A tense quarterfinal, a lot of it featuring intense jockeying around the net, ended with Leo Rolly Carnando and Daniel Marthin continuing their stirring journey at the YONEX Thailand Open.

The Indonesian 19-year-olds couldn’t have had a better start to the New Year, making the semifinals of the World Tour Super 1000 event with a 12-21 21-14 21-15 victory over DANISA Denmark Open champions Marcus Ellis and Chris Langridge.

The experience of the England duo was pitted against the youthful energy of the world junior champions, and this time round, youth trumped experience. Carnando and Marthin made the right decisions at critical moments and capitalised on a few lapses by their opponents to clinch their semifinal place.

“It was a cat-and-mouse game,” recalled a downcast Ellis.

The Indonesians had given very little away with their serves, and after 13-all in the third, their play at the front court stayed sharp while the English wavered just that little bit. With the end of the match in sight, and with Carnando serving superbly, there was some gamesmanship as both pairs tried to extract advantage. Carnando, distracted, served into the net, but Langridge couldn’t take advantage and he returned the favour.
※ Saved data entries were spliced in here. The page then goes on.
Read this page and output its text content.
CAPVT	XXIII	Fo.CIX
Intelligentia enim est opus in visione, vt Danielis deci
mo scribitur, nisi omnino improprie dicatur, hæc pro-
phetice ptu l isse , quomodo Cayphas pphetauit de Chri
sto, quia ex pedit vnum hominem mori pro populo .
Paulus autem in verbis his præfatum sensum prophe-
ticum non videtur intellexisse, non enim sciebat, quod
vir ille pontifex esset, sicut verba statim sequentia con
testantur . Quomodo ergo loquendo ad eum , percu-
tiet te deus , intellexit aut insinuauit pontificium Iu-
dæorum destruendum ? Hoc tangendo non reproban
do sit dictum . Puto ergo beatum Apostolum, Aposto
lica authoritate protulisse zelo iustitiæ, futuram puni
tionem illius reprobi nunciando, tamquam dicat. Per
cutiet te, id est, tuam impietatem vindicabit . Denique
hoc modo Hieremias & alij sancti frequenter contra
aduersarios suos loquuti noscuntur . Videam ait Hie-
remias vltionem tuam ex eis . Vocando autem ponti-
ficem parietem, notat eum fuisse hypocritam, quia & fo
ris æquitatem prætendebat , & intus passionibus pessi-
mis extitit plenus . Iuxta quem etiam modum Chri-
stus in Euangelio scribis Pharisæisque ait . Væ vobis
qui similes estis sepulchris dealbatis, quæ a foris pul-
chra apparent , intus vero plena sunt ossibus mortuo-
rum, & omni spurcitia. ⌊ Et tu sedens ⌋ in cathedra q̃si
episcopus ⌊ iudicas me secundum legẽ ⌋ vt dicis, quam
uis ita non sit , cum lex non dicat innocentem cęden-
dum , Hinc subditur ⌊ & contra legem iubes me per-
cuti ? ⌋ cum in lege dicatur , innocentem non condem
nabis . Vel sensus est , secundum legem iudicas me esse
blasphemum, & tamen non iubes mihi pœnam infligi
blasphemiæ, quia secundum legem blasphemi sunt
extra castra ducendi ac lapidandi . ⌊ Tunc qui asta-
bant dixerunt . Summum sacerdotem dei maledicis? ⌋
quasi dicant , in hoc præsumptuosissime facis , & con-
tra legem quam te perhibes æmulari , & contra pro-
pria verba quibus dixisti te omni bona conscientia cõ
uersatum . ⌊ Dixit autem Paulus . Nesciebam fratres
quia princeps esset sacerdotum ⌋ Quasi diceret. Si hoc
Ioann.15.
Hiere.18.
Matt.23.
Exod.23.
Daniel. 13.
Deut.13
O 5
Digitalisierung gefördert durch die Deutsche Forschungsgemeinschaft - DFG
“We never expected to go this far but anything can happen on the court. We had to stay cool,” said Marthin.

The England pair rued the lapse in focus in the third game that cost them the match.

“It’s hard to think of it with a clear mind now,” said Ellis. “We started fantastically well and were in control of every part of the match. But credit to them, they stepped up in the second game and pushed us back. I think we struggled to change our game and that’s how the game went on in the second and third game.

“In the second and third there were shorter rallies and maybe the game was a lot more closed down around the net. That suits their style, that’s where they are strongest. It was a game of cat and mouse. For the most part, they forced us to play that way. You have to say credit to them.”

Langridge blamed the loss on his lapses in focus in the third game.

“We just gave them too many easy points. That’s the frustrating thing, we fell into a few traps, we just made some simple unforced errors. I wish them the best of luck in the rest of the tournament, but I’m looking forward to getting a chance to play them again.

“In the third game we were 8-4. I made four bad mistakes. A moment of switching off, then a moment of snatching, then a good rally, then all of a sudden it was 8-all in a flash. And you just can’t do that, can’t give easy points. It looked like maybe they came up a bit edgy and we had a few good rallies, and if we had taken a few of those points, all of a sudden we’re going into the turn 11-5 or 11-6 instead of 11-10, which is a big difference.”